Thousands of people, many of them civilians, were killed and millions fled their homes during the war. Russia’s destruction of entire urban areas has drawn widespread international condemnation, although Moscow denies targeting civilians.

Earnings in the East follow withdrawals in Kyiv

Russian President Vladimir Putin has not been deterred by a wide range of Western sanctions against Russia, nor by past setbacks on the battlefield.

Russian troops advanced after breaking through Ukrainian lines last week in the town of Popasna, south of Severodonetsk, and capturing several nearby villages.

A heavily damaged building is seen in Popasna, Ukraine on Friday. Russian troops advanced after breaking through Ukrainian lines last week at Popasna and capturing several nearby villages. (Alexander Ermoshenko/Reuters)

Russia’s gains in the east follow the withdrawal of its forces from the approaches to Kyiv and a Ukrainian counteroffensive that pushed its forces back from Ukraine’s second-largest city, Kharkiv.

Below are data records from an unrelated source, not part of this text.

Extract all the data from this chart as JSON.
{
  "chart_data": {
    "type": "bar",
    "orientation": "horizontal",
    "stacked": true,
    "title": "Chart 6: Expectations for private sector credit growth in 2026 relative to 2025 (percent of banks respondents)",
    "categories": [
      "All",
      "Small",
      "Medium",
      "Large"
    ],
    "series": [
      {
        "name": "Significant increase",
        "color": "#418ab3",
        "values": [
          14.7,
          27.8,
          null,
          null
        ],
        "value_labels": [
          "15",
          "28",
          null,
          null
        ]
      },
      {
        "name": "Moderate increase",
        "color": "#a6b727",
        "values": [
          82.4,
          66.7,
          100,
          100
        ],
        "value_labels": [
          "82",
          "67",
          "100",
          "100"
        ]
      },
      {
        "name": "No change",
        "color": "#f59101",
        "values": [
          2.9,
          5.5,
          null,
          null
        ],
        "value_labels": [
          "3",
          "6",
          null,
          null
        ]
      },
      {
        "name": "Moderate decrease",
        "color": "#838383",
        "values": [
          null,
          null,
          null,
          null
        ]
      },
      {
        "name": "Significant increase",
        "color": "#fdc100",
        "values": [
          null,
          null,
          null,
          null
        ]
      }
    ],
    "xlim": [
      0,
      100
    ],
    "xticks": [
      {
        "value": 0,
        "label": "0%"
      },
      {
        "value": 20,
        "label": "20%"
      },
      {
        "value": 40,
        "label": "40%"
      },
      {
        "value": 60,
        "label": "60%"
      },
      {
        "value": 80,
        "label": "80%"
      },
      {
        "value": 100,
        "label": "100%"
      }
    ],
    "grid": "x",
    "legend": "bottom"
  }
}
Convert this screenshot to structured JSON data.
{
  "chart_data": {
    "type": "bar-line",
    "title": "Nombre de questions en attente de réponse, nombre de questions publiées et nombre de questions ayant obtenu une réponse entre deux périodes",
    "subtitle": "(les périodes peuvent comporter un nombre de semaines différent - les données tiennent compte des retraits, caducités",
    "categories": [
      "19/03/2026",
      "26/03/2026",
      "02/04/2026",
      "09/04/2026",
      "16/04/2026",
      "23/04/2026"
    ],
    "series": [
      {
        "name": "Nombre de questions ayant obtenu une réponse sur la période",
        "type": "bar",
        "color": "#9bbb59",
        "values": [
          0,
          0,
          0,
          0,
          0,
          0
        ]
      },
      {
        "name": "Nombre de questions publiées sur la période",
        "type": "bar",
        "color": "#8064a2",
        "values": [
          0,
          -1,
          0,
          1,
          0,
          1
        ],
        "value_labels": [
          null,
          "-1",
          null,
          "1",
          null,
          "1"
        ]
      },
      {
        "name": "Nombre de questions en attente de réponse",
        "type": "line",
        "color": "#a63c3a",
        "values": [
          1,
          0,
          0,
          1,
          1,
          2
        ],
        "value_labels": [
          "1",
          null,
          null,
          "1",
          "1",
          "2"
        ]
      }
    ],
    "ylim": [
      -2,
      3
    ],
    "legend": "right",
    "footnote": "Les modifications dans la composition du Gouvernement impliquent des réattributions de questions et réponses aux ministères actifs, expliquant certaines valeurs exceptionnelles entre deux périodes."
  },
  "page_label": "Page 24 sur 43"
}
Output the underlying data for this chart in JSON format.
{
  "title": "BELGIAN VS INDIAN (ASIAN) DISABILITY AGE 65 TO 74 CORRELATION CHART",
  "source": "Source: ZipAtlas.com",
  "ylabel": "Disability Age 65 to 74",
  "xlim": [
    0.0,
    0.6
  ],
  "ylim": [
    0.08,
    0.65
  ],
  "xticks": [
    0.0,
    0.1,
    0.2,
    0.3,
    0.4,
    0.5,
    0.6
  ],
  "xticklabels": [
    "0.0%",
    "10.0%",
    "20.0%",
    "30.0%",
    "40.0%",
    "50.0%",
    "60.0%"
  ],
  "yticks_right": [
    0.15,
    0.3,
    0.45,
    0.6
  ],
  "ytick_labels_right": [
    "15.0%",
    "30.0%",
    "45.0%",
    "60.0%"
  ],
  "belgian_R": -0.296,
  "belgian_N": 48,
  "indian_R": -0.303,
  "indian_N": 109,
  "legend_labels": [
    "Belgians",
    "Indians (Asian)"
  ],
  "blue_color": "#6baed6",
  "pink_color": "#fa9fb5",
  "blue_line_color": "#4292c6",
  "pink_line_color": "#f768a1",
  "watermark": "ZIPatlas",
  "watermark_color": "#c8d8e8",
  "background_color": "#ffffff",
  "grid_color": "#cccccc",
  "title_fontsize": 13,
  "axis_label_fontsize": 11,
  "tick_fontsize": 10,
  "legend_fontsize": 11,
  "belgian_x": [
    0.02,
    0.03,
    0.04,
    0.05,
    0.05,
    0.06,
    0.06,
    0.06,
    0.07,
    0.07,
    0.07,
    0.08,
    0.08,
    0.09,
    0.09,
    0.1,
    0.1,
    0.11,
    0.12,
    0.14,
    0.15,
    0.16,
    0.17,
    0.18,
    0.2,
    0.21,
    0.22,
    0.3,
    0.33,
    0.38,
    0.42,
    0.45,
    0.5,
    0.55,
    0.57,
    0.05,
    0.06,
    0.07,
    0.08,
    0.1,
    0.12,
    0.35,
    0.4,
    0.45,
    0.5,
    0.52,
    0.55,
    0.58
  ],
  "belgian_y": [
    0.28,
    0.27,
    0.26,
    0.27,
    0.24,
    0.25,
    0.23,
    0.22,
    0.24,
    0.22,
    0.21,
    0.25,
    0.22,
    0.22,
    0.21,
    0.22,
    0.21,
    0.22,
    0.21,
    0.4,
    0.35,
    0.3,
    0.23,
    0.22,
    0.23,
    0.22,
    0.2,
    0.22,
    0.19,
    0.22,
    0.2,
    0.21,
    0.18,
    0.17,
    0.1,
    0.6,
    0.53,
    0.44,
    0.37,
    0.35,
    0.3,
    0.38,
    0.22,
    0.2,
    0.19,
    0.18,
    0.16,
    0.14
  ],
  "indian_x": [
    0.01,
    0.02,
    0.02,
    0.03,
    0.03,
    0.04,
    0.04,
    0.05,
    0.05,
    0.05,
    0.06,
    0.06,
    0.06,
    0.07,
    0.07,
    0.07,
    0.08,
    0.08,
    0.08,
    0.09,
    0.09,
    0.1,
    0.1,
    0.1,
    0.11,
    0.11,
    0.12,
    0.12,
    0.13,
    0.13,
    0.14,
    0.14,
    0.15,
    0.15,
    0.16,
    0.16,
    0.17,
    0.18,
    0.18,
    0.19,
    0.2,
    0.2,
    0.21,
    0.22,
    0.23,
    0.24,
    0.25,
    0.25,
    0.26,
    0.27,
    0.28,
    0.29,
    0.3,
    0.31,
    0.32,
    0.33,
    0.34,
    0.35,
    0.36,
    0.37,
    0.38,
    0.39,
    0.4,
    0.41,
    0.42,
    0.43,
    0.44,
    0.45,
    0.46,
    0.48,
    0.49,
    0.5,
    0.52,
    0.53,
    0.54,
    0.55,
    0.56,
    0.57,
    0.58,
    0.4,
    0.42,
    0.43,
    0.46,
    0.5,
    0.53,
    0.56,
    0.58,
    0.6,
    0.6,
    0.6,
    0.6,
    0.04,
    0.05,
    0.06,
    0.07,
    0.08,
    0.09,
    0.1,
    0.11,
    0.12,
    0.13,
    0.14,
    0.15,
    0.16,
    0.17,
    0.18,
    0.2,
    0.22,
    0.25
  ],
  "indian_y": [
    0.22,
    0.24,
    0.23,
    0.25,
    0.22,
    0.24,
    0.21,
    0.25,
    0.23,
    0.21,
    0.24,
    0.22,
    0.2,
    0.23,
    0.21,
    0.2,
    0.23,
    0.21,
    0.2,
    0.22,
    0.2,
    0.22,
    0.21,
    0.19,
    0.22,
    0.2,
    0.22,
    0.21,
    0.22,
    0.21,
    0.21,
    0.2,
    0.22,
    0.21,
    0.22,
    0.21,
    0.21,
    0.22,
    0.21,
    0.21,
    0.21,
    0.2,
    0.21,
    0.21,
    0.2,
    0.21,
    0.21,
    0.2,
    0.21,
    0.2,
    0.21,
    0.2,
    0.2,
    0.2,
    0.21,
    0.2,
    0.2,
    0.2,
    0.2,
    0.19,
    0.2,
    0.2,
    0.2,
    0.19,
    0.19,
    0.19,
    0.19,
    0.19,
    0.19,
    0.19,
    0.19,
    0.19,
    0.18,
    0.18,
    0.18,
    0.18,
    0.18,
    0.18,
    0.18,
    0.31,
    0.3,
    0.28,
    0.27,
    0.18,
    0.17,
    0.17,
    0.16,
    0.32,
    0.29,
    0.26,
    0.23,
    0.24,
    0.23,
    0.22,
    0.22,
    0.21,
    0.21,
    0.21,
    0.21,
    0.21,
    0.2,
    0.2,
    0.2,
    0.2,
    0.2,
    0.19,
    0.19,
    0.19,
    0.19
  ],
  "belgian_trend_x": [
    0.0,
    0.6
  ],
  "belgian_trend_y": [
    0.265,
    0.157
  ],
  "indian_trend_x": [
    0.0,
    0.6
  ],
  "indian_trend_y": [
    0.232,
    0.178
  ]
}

The Ukrainian General Staff said on Saturday that several Russian strikes hit nearby communities and infrastructure near Kharkiv.

In the south, where Moscow has seized a swath of territory since the invasion, including the port of Mariupol, Ukrainian officials say Russia aims to impose permanent rule.

On the diplomatic front, European Union officials said a deal could be reached by Sunday to ban shipments of Russian oil by sea, accounting for around 75% of the bloc’s supply, but not by sea. pipeline.

Zelensky criticized the EU for delaying such a ban. But his country also received a steady supply of arms from the allies. In the last such delivery, Ukrainian Defense Minister Oleksiy Reznikov said on Saturday that Ukraine had started receiving Harpoon anti-ship missiles from Denmark and self-propelled howitzers from the United States.